The report, completed last month, details the circumstances of the collision, which killed two Costa Mesa police officers and a civilian observer when the Costa Mesa aircraft collided with a Newport Beach helicopter during the chase of a car theft suspect.
Those who died in the crash were Costa Mesa Police officers James D. Ketchum and Officer John W. Libolt, both 39, and 27-year-old civilian observer Jeffrey A. Pollard of Tustin.
The report says both helicopters took off at about 9 p.m., and as the stolen car headed south on MacArthur Boulevard, the Costa Mesa crew entered Newport Beach airspace and asked the Newport Beach officers “if they wanted to call the pursuit.”
While the Newport Beach crew directed the chase by air, it flew behind the Costa Mesa craft at an altitude of 500 feet, the report says. The Costa Mesa craft, which was at a lower altitude, turned right just before the accident.

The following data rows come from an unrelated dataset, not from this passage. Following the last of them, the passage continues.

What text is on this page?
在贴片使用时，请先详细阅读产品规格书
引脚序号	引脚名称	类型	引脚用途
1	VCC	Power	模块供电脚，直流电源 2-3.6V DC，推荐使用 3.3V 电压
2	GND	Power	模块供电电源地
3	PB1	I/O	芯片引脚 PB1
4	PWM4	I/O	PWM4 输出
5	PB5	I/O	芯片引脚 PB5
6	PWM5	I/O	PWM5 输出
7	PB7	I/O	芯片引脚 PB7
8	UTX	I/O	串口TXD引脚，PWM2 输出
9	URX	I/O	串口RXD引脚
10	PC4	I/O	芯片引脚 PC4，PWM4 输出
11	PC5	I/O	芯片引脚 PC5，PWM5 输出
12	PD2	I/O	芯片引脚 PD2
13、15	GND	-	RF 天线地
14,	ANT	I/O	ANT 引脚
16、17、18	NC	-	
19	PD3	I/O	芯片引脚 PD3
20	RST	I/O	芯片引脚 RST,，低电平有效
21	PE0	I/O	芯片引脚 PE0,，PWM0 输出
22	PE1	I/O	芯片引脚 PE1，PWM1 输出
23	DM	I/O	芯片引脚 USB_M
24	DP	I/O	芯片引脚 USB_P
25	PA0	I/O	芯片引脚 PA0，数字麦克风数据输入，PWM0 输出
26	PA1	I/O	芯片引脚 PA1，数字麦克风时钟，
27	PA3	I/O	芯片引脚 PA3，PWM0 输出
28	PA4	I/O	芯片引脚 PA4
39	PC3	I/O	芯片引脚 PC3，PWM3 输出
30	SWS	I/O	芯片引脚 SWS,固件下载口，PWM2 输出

The Newport Beach pilot told investigators “he caught a glimpse of the (Costa Mesa craft’s) cockpit out of the corner of his eye immediately before impact,” the report says. The Newport Beach craft lost power and spun downward. The other craft crashed into a field. Examination of the Costa Mesa helicopter showed that a fire erupted after impact, destroying much of the craft and “all of the cockpit evidence,” the report says. The Newport Beach craft was also burned in a post-impact fire, but its occupants were able to escape.
Drug and alcohol tests of the crew of both helicopters were negative, the report says.